I know the Catholic Church excommunicates Catholics who join Freemasonic lodges, as well as Catholics who the Church judges to be willful heretics. But has the Church ever excommunicated a Catholic purely for being a member of a Communist or National Socialist party? The Church has never excommunicated Adolf Hitler, and some other Catholics who belong to Marxists groups, so I'm curious.

2 Answers 2


The Church has technically never reversed the decree excommunicating communists.


However, it is no longer common practice to excommunicate individuals based on their political beliefs, and even directly after the decree was made, it was rarely enforced. Membership in Communist organizations or holding communist political beliefs is still considered a heterodoxy because it has been explicitly condemned by the Church, but it is no longer considered grounds for excommunication.

By the way, there were bishops who were excommunicated because they cooperated with the communists. You can read more about Chineses bishops.


Has the Catholic Church ever excommunicated someone based on their ideology?

The short answer is yes. The Roman Catholic Church has excommunicated members of her faithful based on their ideologies!

The Church has excommunicated both Communists and Nazis.

The Decree Against Communism was a 1949 Catholic Church document issued by the Supreme Sacred Congregation of the Holy Office, and approved by Pope Pius XII, which declared Catholics who professed Communist doctrine to be excommunicated as apostates from the Christian faith.


Opposition to Socialism and Communism in Catholic social teaching had already been expressed in the teachings of popes since the encyclicals Nostis et nobiscum (1849), Quanta cura (1864), and Rerum novarum (1891).

In the earlier social encyclicals the criticism of Communism described it as a system violating human rights: e.g., the right to own property.
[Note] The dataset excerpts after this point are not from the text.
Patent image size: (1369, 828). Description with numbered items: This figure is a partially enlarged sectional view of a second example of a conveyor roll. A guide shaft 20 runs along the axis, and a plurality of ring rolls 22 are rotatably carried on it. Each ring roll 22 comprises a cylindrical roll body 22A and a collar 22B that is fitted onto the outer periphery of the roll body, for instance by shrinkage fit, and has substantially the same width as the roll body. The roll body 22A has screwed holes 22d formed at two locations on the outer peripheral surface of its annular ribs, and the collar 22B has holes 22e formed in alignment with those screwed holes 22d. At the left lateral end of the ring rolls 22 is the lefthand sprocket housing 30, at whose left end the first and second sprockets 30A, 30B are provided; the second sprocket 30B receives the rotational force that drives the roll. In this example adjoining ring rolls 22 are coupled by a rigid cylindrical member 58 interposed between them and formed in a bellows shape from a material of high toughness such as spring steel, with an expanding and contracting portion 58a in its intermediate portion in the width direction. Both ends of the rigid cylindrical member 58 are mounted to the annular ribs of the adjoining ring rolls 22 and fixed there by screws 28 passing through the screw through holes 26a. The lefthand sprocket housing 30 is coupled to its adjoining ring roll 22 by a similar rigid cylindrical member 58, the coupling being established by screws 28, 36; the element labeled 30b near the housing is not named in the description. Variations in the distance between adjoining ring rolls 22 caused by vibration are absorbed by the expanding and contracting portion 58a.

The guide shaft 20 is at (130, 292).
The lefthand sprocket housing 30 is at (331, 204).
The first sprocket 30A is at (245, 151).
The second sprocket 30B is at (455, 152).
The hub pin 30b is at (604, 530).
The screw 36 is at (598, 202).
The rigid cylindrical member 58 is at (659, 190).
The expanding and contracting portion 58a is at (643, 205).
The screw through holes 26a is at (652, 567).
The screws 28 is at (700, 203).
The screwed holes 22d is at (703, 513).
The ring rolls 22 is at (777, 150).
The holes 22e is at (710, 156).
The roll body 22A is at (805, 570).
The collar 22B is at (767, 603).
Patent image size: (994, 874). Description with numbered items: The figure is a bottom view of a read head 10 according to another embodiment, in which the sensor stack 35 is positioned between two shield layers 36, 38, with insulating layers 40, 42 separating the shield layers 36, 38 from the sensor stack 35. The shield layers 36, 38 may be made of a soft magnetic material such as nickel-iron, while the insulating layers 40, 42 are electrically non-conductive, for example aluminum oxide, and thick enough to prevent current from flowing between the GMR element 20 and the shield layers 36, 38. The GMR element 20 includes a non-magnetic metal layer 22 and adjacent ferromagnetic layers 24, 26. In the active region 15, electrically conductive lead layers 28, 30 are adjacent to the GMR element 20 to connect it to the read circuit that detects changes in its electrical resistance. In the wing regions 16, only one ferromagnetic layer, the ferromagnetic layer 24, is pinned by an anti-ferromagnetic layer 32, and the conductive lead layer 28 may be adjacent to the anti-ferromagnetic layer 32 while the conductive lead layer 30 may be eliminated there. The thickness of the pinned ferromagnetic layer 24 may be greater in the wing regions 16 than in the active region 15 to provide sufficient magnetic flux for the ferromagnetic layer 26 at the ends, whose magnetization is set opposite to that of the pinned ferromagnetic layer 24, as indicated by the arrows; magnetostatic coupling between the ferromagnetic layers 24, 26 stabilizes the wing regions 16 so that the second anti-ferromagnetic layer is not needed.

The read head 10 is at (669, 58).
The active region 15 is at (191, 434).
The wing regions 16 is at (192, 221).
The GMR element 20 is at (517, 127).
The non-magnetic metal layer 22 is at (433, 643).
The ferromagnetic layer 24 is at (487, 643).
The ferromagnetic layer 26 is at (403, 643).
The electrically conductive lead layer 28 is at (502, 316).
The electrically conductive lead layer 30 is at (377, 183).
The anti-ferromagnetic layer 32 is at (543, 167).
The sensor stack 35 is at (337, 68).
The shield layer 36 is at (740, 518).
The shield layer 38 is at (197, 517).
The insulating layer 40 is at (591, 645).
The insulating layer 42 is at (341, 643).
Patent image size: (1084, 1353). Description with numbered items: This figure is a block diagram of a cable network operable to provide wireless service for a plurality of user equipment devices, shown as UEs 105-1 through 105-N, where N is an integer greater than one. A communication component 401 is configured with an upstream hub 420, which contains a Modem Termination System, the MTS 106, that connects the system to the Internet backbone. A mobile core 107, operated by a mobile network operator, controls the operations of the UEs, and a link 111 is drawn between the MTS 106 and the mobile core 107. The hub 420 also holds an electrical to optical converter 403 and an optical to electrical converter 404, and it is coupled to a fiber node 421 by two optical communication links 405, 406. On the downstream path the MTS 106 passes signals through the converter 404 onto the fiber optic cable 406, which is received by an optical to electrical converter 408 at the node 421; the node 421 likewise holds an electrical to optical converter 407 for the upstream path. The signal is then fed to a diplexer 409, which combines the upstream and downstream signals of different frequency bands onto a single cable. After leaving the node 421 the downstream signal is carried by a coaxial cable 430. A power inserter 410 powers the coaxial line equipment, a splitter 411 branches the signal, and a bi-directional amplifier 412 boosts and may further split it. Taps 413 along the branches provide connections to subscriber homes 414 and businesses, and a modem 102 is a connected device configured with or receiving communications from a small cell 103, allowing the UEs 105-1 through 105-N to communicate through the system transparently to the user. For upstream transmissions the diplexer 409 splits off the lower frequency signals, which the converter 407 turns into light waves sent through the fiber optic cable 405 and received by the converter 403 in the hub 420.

After revolutions in Russia, China, and Mexico had been followed by religious persecution, a new theme of criticism was added, beginning with Quadragesimo anno (1931) by Pope Pius XI. This encyclical objected to what it considered to be Communism's professed opposition to religion, and its threat to the freedom and the very existence of the Church. In 1937, Pius XI rejected atheistic communism in an encyclical entitled Divini Redemptoris as "a system full of errors and sophisms", with a "pseudo-ideal of justice, equality, and fraternity" and "a certain false mysticism",[4] and contrasted it with a humane society (civitas humana).

After the Italian parliamentary election of April 1948, in which the Communist-Socialist coalition won 31% of the vote, the Holy Office began to study the issue of Communism in order to give guidance to Catholic lay people and clergy with questions about support for Communist parties.

An additional impulse for Vatican action against Communism arose in Czechoslovakia, where the Communist government, installed by a coup d'état in February 1948, undertook a campaign to take control of the Catholic Church by several means. Among other measures, it created an organization of priests favorable to the regime, took control of church finances, and demanded that pastoral letters to the faithful or the clergy be approved by government ministries.

On July 15, 1948, L'Osservatore Romano published a decree which excommunicated those who propagate "the materialistic and anti-Christian teachings of Communism". The document, however, did not mention the Italian Communist Party, which had changed its statutes in 1946, removing an explicit profession of Marxism-Leninism, and opening to participation by citizens, "independent of race, religious faith or philosophical convictions".

In the spring of 1949, pressure on the Church in Czechoslovakia was increasing, and, according to Cardinal Giovanni Battista Montini, then papal Secretary of State, Pope Pius XII had come to feel that there would be no effective diplomatic opposition from the West. Thus the Church had to use what means it had to confront Communism, not only in the immediate situation, but for a long-term opposition.

Form of the document

The document, as published in the Acta Apostolicae Sedis, bears the date July 1, 1949 and the heading Decretum (Decree), and is presented in the form of a dubium: that is, in question-and-answer format. It presents four questions, together with the Holy Office's replies: (1) Is it licit to join or show favor to Communist parties? (2) Is it licit to publish, distribute, or read publications that support Communist doctrine or activity, or to write for them? (3) May Christians who knowingly and freely commit the acts in parts 1 and 2 be given the sacraments? (4) Do Christians who profess, defend or promote materialistic Communist doctrine incur the penalty of excommunication as apostates from the Christian faith, with the penalty reserved so that it may only be lifted by the Holy See?

The answers in the decree were negative to the first three questions and affirmative to the fourth.

Although not named, Adolf Hitler has been formally excommunicated from the Church because he was an active member of the Nazi Party!

February 1931, the German bishops meeting in conferences in Fulda and Freising supported the action of the bishop of Mainz, but limited the excommunications to Nazi leaders and activists.

In February 1931, the German bishops excommunicated all active Nazi party members. This included Hitler. This penalty was not imposed on those who merely voted Nazi. It was hoped to persuade them by argument. The same policy was in operation against the Communists. - The Catholic Response to Nazism

Ideologies will come and go. The Church will deal with them according to their doctrine, situation and circumstances at that time in history.